Говоря об активной и противоречивой роли императора Николая I в становлении и развитии национальной системы образования, следует в данном случае подчеркнуть ее созидательный характер. И, прежде всего, нельзя не видеть позитивного начала в его требовании соединения обучения с воспитанием в духе православной этики. Таковы и многие другие личные указания и распоряжения царя по вопросам, касающимся образовательного ведомства. И, наверное, вряд ли он мог найти для реализации своих взглядов и идей на отечественное образование лучшую кандидатуру на пост министра, чем С. С. Уваров, который был известным государственником. Еще в 1827 г. император Николай I на представленном ему докладе о подчинении студентов Московского университета, наряду с другими обывателями, надзору городской полиции наложил характерную и, наверное, не лишенную здравого смысла резолюцию: «На подчинение присмотру городской полиции тем более согласен, что сему иначе и быть не должно».

Особая забота проявлялась об ограждении учащейся за границей молодежи от усиливавшегося зловредного, как считалось, западного влияния. Указ царя Сенату от 18 февраля 1831 г. гласил: «Молодые люди возвращаются иногда в Россию с самыми ложными о ней понятиями. Не зная ее истинных потребностей, законов, нравов, порядка, а нередко и языка, они являются чуждыми посреди всего отечественного». Указ предписывал воспитывать юношей в возрасте 10–18 лет непременно в России. Лица, воспитанные не в соответствии с этими правилами, лишались права поступать на государственную службу.

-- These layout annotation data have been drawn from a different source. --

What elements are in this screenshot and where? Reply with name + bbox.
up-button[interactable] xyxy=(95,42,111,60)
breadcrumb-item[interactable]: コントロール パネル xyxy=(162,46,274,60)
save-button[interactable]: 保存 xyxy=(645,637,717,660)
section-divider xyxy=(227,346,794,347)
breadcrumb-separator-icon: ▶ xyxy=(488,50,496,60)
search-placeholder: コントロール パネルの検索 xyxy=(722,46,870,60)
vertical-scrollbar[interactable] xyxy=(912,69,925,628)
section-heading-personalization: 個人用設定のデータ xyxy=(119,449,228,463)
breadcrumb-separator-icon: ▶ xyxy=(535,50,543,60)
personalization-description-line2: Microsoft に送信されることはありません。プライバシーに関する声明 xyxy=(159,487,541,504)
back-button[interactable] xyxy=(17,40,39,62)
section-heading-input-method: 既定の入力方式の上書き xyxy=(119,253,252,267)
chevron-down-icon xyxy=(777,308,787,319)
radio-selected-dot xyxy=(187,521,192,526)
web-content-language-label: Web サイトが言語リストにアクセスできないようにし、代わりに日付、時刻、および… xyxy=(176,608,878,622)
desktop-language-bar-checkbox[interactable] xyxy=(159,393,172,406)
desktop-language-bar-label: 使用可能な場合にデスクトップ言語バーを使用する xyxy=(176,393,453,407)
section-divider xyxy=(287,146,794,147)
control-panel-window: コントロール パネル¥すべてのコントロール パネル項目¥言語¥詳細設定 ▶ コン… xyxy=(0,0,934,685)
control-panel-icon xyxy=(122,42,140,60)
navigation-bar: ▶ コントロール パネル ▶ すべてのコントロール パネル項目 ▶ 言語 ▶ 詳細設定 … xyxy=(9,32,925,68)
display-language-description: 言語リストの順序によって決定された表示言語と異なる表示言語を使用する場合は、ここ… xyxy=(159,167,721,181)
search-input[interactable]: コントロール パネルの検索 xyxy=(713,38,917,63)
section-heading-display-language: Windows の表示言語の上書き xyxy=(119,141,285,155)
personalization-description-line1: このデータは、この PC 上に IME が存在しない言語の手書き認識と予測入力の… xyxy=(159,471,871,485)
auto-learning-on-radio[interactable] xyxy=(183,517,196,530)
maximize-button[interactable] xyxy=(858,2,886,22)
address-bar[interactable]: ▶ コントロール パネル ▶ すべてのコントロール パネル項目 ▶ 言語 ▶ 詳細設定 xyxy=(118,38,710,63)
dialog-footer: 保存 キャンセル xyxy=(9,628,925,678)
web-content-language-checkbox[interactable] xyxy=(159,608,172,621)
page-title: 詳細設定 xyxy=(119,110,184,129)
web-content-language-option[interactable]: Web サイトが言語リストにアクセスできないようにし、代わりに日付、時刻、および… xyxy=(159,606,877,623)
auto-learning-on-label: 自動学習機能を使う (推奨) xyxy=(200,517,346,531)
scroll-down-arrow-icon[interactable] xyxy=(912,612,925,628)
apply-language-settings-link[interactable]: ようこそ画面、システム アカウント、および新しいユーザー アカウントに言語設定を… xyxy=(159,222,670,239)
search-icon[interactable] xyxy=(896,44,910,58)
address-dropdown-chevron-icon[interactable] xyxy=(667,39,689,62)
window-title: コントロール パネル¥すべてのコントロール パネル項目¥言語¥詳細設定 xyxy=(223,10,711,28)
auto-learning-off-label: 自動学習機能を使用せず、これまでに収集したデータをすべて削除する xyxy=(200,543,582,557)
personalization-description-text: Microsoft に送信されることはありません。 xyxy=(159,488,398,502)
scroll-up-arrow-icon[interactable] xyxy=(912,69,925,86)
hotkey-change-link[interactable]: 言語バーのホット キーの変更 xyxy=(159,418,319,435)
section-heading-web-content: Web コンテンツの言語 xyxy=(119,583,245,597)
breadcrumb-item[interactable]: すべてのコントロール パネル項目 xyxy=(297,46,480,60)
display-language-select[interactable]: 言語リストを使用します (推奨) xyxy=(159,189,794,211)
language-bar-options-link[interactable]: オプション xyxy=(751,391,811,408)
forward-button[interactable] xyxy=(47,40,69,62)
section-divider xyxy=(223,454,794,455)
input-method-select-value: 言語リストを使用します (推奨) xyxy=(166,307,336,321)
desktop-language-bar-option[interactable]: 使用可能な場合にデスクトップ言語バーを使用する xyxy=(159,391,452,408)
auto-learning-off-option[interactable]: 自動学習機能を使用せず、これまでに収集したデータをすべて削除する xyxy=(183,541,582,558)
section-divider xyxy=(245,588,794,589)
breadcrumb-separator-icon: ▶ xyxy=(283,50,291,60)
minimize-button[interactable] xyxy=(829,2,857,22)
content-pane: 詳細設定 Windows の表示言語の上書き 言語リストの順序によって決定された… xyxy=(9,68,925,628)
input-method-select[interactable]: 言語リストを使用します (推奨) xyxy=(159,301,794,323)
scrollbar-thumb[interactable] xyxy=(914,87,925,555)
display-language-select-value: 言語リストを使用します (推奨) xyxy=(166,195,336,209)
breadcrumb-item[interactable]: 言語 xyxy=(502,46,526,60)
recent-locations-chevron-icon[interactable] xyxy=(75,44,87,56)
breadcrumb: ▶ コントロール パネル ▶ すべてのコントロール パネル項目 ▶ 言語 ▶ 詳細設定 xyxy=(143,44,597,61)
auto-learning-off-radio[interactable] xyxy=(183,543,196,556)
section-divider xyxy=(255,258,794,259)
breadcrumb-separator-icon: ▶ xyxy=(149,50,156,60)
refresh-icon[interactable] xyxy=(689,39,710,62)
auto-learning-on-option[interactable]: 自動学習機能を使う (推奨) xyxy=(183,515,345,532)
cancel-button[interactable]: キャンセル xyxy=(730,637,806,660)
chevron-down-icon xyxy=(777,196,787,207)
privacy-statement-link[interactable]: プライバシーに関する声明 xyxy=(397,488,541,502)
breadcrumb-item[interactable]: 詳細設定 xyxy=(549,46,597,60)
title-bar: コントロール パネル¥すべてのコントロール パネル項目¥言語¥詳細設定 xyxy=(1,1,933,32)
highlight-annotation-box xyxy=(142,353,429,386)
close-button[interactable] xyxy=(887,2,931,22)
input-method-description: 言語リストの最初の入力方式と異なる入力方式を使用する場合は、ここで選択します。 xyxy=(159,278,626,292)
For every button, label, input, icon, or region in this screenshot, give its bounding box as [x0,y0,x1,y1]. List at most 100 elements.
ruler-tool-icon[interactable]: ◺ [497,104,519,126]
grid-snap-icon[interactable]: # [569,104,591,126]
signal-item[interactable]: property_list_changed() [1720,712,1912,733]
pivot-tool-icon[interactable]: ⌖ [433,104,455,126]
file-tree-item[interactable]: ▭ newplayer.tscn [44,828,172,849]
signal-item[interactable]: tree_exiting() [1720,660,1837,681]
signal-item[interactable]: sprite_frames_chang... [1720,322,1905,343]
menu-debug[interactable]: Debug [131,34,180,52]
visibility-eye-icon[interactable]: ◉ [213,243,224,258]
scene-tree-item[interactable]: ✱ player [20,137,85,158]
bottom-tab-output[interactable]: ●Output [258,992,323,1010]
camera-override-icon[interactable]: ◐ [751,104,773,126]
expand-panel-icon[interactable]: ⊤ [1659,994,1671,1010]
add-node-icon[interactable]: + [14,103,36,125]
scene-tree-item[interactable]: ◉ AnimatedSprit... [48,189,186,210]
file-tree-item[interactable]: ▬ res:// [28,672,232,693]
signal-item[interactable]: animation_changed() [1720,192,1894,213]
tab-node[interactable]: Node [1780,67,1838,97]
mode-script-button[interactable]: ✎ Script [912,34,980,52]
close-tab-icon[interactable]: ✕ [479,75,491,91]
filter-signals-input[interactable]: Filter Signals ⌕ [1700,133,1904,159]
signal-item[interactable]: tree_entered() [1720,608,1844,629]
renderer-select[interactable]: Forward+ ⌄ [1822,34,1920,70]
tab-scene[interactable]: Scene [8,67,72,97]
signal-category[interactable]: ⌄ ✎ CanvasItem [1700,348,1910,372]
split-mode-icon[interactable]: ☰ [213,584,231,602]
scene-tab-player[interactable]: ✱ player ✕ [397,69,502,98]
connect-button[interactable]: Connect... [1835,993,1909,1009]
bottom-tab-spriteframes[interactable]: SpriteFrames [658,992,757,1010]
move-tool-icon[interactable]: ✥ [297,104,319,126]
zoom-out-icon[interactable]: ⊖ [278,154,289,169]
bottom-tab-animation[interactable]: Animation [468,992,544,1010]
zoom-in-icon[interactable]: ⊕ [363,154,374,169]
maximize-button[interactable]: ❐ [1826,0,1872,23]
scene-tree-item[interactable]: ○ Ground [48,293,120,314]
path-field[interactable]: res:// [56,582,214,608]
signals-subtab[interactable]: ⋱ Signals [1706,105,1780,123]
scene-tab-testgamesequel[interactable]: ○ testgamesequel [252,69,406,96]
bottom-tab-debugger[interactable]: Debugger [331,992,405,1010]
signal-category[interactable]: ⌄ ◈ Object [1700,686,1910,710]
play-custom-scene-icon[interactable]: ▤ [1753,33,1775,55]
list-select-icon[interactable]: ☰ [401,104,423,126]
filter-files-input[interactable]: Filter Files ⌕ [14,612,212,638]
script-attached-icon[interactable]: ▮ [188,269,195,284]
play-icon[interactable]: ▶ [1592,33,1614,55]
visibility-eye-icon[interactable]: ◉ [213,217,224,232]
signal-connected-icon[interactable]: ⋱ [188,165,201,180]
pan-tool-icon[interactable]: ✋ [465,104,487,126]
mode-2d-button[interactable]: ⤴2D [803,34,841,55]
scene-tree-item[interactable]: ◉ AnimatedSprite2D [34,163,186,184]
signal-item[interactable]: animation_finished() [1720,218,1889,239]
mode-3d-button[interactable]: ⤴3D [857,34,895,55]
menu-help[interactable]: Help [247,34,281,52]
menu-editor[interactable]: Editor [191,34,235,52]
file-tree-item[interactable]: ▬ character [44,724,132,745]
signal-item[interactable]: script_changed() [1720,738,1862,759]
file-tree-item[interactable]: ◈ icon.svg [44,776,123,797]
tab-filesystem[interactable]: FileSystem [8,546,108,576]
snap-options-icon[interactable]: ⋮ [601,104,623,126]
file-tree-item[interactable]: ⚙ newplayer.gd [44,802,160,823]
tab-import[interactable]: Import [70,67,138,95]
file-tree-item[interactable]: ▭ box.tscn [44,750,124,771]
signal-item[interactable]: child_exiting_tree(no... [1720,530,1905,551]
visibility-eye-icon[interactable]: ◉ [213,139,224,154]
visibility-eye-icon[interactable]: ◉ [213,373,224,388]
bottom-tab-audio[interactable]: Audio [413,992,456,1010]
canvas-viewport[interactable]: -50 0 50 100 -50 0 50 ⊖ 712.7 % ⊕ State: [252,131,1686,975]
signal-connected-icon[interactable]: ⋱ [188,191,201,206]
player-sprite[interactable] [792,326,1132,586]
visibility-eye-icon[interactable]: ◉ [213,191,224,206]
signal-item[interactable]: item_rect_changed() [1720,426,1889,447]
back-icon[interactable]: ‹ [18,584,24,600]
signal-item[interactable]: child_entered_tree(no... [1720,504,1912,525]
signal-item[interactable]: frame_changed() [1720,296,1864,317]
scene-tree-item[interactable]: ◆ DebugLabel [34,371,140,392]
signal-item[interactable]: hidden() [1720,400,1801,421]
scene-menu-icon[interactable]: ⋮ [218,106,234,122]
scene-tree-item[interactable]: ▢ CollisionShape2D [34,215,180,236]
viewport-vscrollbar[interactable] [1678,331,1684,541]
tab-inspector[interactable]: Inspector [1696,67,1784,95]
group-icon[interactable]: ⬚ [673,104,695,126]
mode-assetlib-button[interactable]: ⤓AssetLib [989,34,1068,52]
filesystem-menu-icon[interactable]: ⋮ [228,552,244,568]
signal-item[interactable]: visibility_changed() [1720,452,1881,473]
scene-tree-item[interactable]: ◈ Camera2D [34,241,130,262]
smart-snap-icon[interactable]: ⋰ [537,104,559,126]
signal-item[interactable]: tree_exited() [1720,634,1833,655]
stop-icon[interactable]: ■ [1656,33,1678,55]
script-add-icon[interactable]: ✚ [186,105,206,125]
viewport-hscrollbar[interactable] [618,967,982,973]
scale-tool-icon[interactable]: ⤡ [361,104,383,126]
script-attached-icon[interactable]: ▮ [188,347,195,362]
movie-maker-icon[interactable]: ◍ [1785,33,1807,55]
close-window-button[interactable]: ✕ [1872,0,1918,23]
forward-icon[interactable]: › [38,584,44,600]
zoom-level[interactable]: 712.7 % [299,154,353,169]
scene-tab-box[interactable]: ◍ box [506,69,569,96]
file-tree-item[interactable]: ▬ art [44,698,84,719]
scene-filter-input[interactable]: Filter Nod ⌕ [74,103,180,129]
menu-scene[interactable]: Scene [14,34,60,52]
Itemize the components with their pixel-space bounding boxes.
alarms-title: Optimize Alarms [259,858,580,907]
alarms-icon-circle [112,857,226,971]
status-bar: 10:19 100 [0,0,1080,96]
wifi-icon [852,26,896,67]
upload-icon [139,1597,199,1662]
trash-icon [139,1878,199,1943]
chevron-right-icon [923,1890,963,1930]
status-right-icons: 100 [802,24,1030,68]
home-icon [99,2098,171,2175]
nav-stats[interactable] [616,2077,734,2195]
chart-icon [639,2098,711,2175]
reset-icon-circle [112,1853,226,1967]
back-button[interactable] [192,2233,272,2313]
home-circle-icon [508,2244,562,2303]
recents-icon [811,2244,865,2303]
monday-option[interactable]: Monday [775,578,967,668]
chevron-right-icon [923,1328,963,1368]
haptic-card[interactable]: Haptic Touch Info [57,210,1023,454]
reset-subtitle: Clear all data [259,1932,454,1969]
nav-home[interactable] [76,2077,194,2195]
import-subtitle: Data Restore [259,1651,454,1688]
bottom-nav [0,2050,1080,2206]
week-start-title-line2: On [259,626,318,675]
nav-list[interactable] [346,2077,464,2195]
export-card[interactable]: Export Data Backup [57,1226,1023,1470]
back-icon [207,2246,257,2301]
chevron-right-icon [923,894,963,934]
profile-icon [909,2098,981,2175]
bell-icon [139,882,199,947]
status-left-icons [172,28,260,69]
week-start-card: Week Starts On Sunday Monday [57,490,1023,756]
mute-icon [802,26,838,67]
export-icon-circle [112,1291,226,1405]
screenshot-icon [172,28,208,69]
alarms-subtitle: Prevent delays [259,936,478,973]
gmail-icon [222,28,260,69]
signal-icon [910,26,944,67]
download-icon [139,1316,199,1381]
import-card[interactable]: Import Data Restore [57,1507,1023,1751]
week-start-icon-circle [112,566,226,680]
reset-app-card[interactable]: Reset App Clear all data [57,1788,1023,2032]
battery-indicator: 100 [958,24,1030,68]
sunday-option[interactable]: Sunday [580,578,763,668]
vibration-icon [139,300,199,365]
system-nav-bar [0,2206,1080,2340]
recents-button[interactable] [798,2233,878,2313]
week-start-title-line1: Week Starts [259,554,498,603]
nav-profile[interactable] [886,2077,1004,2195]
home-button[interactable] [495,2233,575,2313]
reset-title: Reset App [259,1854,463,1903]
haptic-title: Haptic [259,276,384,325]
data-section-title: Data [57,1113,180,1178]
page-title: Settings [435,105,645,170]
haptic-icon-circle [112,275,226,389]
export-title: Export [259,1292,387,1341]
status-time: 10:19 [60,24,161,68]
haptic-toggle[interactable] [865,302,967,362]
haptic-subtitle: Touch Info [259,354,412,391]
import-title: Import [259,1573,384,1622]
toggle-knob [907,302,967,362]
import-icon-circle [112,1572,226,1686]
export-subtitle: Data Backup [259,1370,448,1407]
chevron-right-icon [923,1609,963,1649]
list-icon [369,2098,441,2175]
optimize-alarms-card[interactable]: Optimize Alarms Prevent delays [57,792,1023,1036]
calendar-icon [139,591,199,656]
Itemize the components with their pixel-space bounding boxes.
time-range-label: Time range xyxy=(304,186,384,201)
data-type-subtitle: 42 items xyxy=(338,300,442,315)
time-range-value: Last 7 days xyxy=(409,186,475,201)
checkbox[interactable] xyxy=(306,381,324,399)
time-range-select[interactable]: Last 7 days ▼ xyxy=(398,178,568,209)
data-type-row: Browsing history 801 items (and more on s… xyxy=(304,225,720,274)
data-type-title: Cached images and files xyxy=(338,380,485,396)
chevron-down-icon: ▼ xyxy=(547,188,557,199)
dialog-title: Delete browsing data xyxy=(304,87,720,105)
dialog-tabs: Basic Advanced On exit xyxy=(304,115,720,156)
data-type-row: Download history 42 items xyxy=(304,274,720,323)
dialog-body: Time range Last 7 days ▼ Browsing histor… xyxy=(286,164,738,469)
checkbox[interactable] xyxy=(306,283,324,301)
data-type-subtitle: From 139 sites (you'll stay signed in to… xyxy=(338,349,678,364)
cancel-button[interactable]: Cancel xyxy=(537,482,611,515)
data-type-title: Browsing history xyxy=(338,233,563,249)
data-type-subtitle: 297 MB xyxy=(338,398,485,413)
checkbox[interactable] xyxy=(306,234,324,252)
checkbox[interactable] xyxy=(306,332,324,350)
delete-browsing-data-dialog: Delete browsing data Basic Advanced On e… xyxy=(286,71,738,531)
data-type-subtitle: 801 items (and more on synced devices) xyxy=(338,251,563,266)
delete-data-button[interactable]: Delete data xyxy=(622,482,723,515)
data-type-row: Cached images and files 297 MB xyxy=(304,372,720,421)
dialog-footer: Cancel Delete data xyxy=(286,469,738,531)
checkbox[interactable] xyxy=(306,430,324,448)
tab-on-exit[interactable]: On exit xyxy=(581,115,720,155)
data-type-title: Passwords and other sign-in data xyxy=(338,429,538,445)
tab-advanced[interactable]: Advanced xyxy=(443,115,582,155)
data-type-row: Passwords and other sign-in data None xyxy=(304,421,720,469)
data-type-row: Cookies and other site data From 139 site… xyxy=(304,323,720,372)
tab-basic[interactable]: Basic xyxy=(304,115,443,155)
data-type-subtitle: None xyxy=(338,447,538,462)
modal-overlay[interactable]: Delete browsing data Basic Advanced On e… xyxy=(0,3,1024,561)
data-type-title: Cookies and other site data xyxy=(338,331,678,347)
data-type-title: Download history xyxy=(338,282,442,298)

Не меньшее давление испытывали нормы, регламентирующие комплектование и формирование педагогического персонала. Высказывалось общее мнение о пределах университетской автономии, при этом такое устройство университетов признавалось «республиканским» и несообразным с общим государственным устройством России, основанным на единстве системы управления и непосредственном подчинении всех учреждений центральной власти. А 1 апреля 1830 г. министр народного просвещения сообщил педагогической общественности высочайшую волю, состоявшую в том, «чтобы ректоры университетов поступали впредь в сие звание из профессоров не по выбору университетского совета, но по назначении начальства и притом не на срочное, а на неопределенное время».

Таким образом, многочисленные факты свидетельствуют, что усвоение западных принципов и норм университетской демократии, вступивших в противоречия с традиционными в России формами, шло широким фронтом. Еще раньше, 2 августа 1826 г. попечителю Харьковского учебного округа было разрешено, по его просьбе и в порядке опыта, приглашать в университет профессоров и адъюнктов, минуя совет. Необходимость этой меры обосновывалась тем, что «недостаток в профессорах и значительное число незамещенных кафедр более всего приписать должно праву совета (т. е. праву избрания профессоров). Очевидные выгоды в сем случае для состоящих налицо профессоров, как по присутственным университетским местам, так и по занятию не принадлежащих им кафедр, заставляют их слишком мало заботиться о приумножении своих сочленов».

Задолго до разработки нового устава, в сентябре 1827 г., министерство приступило к планомерному разрешению острейшей проблемы кадров профессорского корпуса. Предполагалось через семь лет обновить кафедры в Московском, Харьковском и Казанском университетах путем командировки достаточного числа молодых ученых сначала в Дерпт на пять лет, затем за границу на два года. План вызвал разногласия в министерстве. Высочайшей резолюцией 14 октября было решено послать двадцать лучших студентов сначала на два года в Дерпт, потом на два года в Берлин или в Париж. Важным условием было требование, чтобы все командированные были природными русскими. Для целей подготовки русских профессоров был образован в Дерпте профессорский институт под руководством директора профессора Перевощикова.

Новый этап университетского строительства связан с приходом 21 марта 1833 г. на пост руководителя образовательного ведомства Сергея Семеновича Уварова. В основу деятельности министерства С. С. Уваров положил широкую программу возрождения и развития русской государственности и культуры. Он видел свою главную задачу в том, чтобы усвоить лучшее из зарубежного опыта и развить творчески, утвердив его на исторических началах православия, самодержавия и народности.